According to Viceroy, the ED summoned VEDL's CFO and executive team in July 2023 over what it described as irregular brand fee payments to VRL. These payments, allegedly made in an ad hoc manner whenever the parent company faced liquidity stress, were deemed non-compliant with the Foreign Exchange Management Act (Fema) and corporate governance rules.
Newly appointed CFO Sonal Shrivastava had appeared before the ED alongside a non-board executive, while CEO Sunil Duggal skipped the interview. Shrivastava resigned just five months later, the report claimed.
The report described the refund not as a voluntary correction but as a direct outcome of regulatory pressure. It is alleged that the brand fee mechanism effectively functions as an 'interest-free rolling credit facility' from VEDL to VRL, lacking any clear commercial justification.
In FY25 alone, Viceroy claims VEDL and its subsidiaries paid $361 million (₹3,085 crore) in brand fees to VRL, which roughly amounts to 15 per cent of VEDL's net income. These payments, the report says, helped service VRL's $4.9 billion net debt and $835 million annual interest burden.

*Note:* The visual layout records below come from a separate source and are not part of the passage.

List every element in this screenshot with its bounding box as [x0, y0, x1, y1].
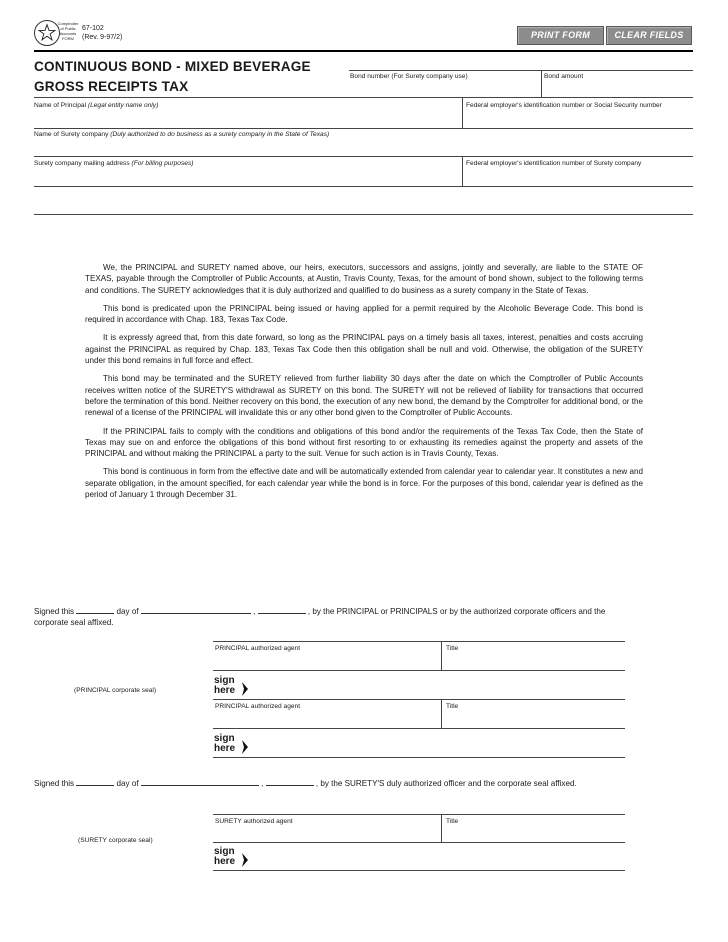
arrow-right-icon: [241, 740, 249, 754]
surety-address-field[interactable]: [34, 169, 459, 185]
divider: [213, 699, 625, 700]
form-number: 67-102 (Rev. 9-97/2): [82, 25, 123, 41]
divider: [34, 97, 693, 98]
divider: [213, 670, 625, 671]
surety-fein-field[interactable]: [466, 169, 692, 185]
divider: [213, 641, 625, 642]
principal-month-field[interactable]: [141, 605, 251, 614]
sign-here-marker: sign here: [214, 733, 236, 754]
paragraph: If the PRINCIPAL fails to comply with the conditions and obligations of this bond and/or the requirements of the Texas Tax Code, then the State of Texas may sue on and enforce the obligations of this bond without first resorting to or exhausting its remedies against the property and assets of the PRINCIPAL and without making the PRINCIPAL a party to the suit. Venue for such action is in Travis County, Texas.: [85, 426, 643, 459]
bond-amount-field[interactable]: [544, 81, 692, 96]
arrow-right-icon: [241, 853, 249, 867]
bond-number-field[interactable]: [350, 81, 539, 96]
sign-here-marker: sign here: [214, 675, 236, 696]
principal-name-label: Name of Principal (Legal entity name only): [34, 102, 159, 109]
principal-year-field[interactable]: [258, 605, 306, 614]
surety-agent-label: SURETY authorized agent: [215, 818, 293, 825]
principal-signature2-field[interactable]: [252, 732, 624, 756]
divider: [462, 97, 463, 128]
paragraph: We, the PRINCIPAL and SURETY named above, our heirs, executors, successors and assigns, jointly and severally, are liable to the STATE OF TEXAS, payable through the Comptroller of Public Accounts, at Austin, Travis County, Texas, for the amount of bond shown, subject to the following terms and conditions. The SURETY acknowledges that it is duly authorized and qualified to do business as a surety company in the State of Texas.: [85, 263, 643, 295]
bond-terms: [85, 262, 643, 507]
principal-title2-field[interactable]: [446, 712, 624, 727]
surety-seal-label: (SURETY corporate seal): [78, 837, 153, 844]
principal-agent-label: PRINCIPAL authorized agent: [215, 645, 301, 652]
divider: [34, 156, 693, 157]
paragraph: It is expressly agreed that, from this date forward, so long as the PRINCIPAL pays on a timely basis all taxes, interest, penalties and costs accruing against the PRINCIPAL as required by Chap. 183, Texas Tax Code then this obligation shall be null and void. Otherwise, the obligation of the SURETY under this bond remains in full force and effect.: [85, 333, 643, 366]
paragraph: This bond may be terminated and the SURETY relieved from further liability 30 days after the date on which the Comptroller of Public Accounts receives written notice of the SURETY'S withdrawal as SURETY on this bond. The SURETY will not be relieved of liability for transactions that occurred before the termination of this bond. Neither recovery on this bond, the execution of any new bond, the demand by the Comptroller for additional bond, or the renewal of a license of the PRINCIPAL will invalidate this or any other bond given to the Comptroller of Public Accounts.: [85, 374, 643, 418]
agency-name: Comptroller of Public Accounts FORM: [57, 21, 79, 41]
divider: [213, 728, 625, 729]
surety-month-field[interactable]: [141, 777, 259, 786]
principal-title-field[interactable]: [446, 654, 624, 669]
principal-title-label: Title: [446, 645, 459, 652]
paragraph: This bond is predicated upon the PRINCIPAL being issued or having applied for a permit required by the Alcoholic Beverage Code. This bond is required in accordance with Chap. 183, Texas Tax Code.: [85, 303, 643, 325]
principal-name-field[interactable]: [34, 111, 459, 127]
sign-here-marker: sign here: [214, 846, 236, 867]
principal-seal-label: (PRINCIPAL corporate seal): [74, 687, 157, 694]
principal-title2-label: Title: [446, 703, 459, 710]
arrow-right-icon: [241, 682, 249, 696]
surety-title-field[interactable]: [446, 826, 624, 841]
surety-name-field[interactable]: [34, 140, 692, 155]
principal-signed-line: Signed this day of , , by the PRINCIPAL or PRINCIPALS or by the authorized corporate officers and the corporate seal affixed.: [34, 607, 606, 628]
surety-fein-label: Federal employer's identification number of Surety company: [466, 160, 642, 167]
divider: [213, 757, 625, 758]
principal-day-field[interactable]: [76, 605, 114, 614]
print-form-button[interactable]: PRINT FORM: [517, 26, 604, 45]
divider: [441, 641, 442, 670]
divider: [34, 214, 693, 215]
surety-address-label: Surety company mailing address (For billing purposes): [34, 160, 194, 167]
surety-signature-field[interactable]: [252, 845, 624, 869]
divider: [441, 814, 442, 842]
principal-signature-field[interactable]: [252, 674, 624, 698]
surety-day-field[interactable]: [76, 777, 114, 786]
divider: [213, 842, 625, 843]
paragraph: This bond is continuous in form from the effective date and will be automatically extended from calendar year to calendar year. It constitutes a new and separate obligation, in the amount specified, for each calendar year while the bond is in force. For the purposes of this bond, calendar year is defined as the period of January 1 through December 31.: [85, 467, 643, 500]
page-title: CONTINUOUS BOND - MIXED BEVERAGE GROSS RECEIPTS TAX: [34, 59, 311, 94]
divider: [349, 70, 693, 71]
principal-fein-label: Federal employer's identification number or Social Security number: [466, 102, 662, 109]
surety-year-field[interactable]: [266, 777, 314, 786]
bond-amount-label: Bond amount: [544, 73, 584, 80]
surety-signed-line: Signed this day of , , by the SURETY'S duly authorized officer and the corporate seal affixed.: [34, 779, 577, 788]
divider: [541, 70, 542, 97]
surety-address-line2-field[interactable]: [34, 193, 692, 213]
divider: [34, 128, 693, 129]
divider: [34, 186, 693, 187]
principal-agent2-label: PRINCIPAL authorized agent: [215, 703, 301, 710]
surety-title-label: Title: [446, 818, 459, 825]
divider: [213, 814, 625, 815]
surety-name-label: Name of Surety company (Duly authorized to do business as a surety company in the State of Texas): [34, 131, 330, 138]
divider: [462, 156, 463, 186]
principal-fein-field[interactable]: [466, 111, 692, 127]
header-rule: [34, 50, 693, 52]
divider: [441, 699, 442, 728]
divider: [213, 870, 625, 871]
clear-fields-button[interactable]: CLEAR FIELDS: [606, 26, 692, 45]
bond-number-label: Bond number (For Surety company use): [350, 73, 468, 80]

Background: Prior allegations against Vedanta
The allegations against the Anil Agarwal-led group first appeared in an 87-page report released by Viceroy Research on July 9. The firm accused Vedanta Resources of being a 'parasite' that is 'systematically draining' Vedanta Ltd to service its own debt obligations. Viceroy further claims that the conglomerate is built on 'unsustainable debt, looted assets, and accounting fiction.'
Vedanta dismissed Viceroy's allegations
Vedanta dismissed the allegations, calling the report 'a malicious combination of selective misinformation and baseless allegations to discredit the group'. The company stated that Viceroy made no attempt to contact it before publication and claimed the report was intended 'solely to create false propaganda'.